There are many ways in which students choose to study for exams, some revision techniques have been around for years and years. Re-reading notes, summarising, creating diagrams, keyword association, getting buried in piles of post-it notes and highlighting copious amounts of text are just some of the commonly used revision techniques students turn to in the hope they will be able to remember vital pieces of information come exam day.
The big question is… do these exam revision techniques actually work? Firstly it is important to point out there is a difference between memorising something temporarily and learning with the intention to commit to long term memory. Under the pressure of impending exams students often resort to exam revision techniques that rely on short term memorisation, which although useful at times, do not always produce the desired results. In order to retain the information over the longer term, students must commit to learning the subject matter, embedding it into their minds using more refined techniques. Take a look below for some top tips to get you started.
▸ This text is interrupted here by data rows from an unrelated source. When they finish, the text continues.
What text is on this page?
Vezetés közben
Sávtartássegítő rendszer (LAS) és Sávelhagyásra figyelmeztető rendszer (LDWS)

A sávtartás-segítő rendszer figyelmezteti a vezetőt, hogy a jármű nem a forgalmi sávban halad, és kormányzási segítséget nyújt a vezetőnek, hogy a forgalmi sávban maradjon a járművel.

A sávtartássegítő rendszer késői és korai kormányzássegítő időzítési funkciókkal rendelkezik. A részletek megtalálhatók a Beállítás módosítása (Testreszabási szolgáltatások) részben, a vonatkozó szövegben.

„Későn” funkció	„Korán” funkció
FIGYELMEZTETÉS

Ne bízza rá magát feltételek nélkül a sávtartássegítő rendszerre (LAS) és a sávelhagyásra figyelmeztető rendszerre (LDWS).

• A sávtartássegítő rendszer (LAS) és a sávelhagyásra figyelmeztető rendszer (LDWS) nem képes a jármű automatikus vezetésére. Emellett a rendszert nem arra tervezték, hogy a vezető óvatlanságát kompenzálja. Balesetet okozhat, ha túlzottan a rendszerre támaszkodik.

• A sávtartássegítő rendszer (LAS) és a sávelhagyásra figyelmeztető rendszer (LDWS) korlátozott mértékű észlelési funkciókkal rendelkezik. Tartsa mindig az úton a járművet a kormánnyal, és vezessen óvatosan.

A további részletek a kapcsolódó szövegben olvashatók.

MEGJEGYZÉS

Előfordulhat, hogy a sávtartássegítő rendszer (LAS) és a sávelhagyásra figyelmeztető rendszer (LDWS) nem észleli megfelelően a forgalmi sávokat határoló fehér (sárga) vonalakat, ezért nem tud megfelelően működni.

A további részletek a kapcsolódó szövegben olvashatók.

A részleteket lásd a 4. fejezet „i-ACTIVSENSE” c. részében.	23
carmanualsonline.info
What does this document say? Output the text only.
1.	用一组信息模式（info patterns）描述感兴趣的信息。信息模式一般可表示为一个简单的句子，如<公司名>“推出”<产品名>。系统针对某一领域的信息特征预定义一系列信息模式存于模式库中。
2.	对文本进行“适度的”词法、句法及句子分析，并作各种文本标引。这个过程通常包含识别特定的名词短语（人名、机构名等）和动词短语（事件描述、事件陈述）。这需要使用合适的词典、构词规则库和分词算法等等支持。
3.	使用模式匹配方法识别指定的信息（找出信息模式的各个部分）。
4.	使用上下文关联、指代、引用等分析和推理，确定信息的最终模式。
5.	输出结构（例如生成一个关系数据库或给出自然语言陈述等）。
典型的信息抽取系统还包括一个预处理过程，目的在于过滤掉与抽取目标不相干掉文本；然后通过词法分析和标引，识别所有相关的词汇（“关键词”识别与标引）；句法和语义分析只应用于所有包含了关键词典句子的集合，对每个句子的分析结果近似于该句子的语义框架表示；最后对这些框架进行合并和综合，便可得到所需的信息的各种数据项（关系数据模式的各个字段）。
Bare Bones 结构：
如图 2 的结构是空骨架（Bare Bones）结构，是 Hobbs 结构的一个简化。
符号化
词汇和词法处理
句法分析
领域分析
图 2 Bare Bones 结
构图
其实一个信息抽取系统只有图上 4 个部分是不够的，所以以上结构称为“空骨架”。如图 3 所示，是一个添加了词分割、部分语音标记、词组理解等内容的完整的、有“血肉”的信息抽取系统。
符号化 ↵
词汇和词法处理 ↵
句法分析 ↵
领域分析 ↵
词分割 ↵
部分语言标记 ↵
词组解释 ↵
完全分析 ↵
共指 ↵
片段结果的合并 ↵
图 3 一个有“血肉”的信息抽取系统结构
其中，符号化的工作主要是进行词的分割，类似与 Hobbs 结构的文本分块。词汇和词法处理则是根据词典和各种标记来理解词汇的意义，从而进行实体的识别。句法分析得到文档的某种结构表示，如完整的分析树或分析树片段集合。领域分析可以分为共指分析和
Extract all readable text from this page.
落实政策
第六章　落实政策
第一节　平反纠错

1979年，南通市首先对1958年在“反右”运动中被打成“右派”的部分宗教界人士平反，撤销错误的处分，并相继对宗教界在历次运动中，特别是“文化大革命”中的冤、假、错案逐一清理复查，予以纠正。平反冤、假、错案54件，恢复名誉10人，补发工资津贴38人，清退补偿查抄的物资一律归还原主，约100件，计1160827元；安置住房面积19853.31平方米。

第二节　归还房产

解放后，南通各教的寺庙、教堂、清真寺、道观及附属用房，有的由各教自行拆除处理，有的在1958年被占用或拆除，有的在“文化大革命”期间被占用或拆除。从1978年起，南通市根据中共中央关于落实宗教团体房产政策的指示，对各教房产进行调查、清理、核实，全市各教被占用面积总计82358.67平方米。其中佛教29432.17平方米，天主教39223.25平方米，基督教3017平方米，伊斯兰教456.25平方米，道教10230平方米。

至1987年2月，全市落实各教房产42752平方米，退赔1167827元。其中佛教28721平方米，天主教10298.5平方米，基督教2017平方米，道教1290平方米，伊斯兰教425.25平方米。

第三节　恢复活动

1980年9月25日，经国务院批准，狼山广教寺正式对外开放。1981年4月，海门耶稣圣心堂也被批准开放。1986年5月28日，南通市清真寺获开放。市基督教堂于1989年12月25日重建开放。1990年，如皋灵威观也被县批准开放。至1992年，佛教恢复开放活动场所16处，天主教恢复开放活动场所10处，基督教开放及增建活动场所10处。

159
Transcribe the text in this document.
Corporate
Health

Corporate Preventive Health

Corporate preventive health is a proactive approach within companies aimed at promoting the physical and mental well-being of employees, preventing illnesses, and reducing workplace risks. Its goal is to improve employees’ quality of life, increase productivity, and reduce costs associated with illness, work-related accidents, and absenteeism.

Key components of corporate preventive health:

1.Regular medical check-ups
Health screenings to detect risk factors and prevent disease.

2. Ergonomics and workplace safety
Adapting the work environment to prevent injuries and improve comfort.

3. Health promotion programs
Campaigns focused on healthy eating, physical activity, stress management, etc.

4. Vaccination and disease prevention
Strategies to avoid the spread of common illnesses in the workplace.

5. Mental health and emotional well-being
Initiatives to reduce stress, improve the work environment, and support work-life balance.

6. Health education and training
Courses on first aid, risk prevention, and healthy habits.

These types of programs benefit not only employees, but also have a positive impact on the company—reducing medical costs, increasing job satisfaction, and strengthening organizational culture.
Practise over and over, it’s an obvious one, but the fact is repetitive learning actually works. Repetitive self-testing is particularly good, especially when using things like flashcards or challenging yourself to write down everything you know on a blank piece of paper. These methods work by forcing the brain to recall material on the spot, mimicking exam conditions and preventing the mind from wandering while identifying any obvious knowledge gaps.
Everyone knows it is not a good idea to leave study to the last minute, exams are stressful enough without adding to the pressure by being disorganised. Creating a revision timetable is a good way to ensure an even distribution of study time leading up to exams, spreading study sessions over a good period of time allowing the opportunity to revisit the material periodically will aid retention.
Revisit Previous Exam Papers
Usually readily available on request, past exam papers are not only a good way to have a practise run through, they will often follow a very similar format to the real thing, enabling you to get a feel for the types of questions likely to be asked. However keep in mind there is the possibility new exams may differ greatly from the past, only use as a complementary form of study and revision in conjunction with other techniques.
Build On Existing Knowledge
Merging or connecting new information with existing knowledge is also a useful study technique. Use what you know to form the basis of what you don’t know, elaborating on study topics stimulates the learning process, enabling a deeper understanding helping commit the information to memory.
Research has repeatedly shown taking regular study breaks can actually increase revision efficiency. The body needs time to relax and recoup, ready for the next session. Exercise is also an important factor, physical activity increases blood circulation, carrying extra oxygen to the brain, reducing sleepiness and helping counteract the effects of stress.
When looking for study techniques keep in mind applying a one-size-fits-all approach is not always going to work, different learning styles suit different types of people, not everyone is going to respond well to visual aids and some may find it essential to add in a listening component. Finding what works for you personally is the best place to start when revising for exams. Good luck!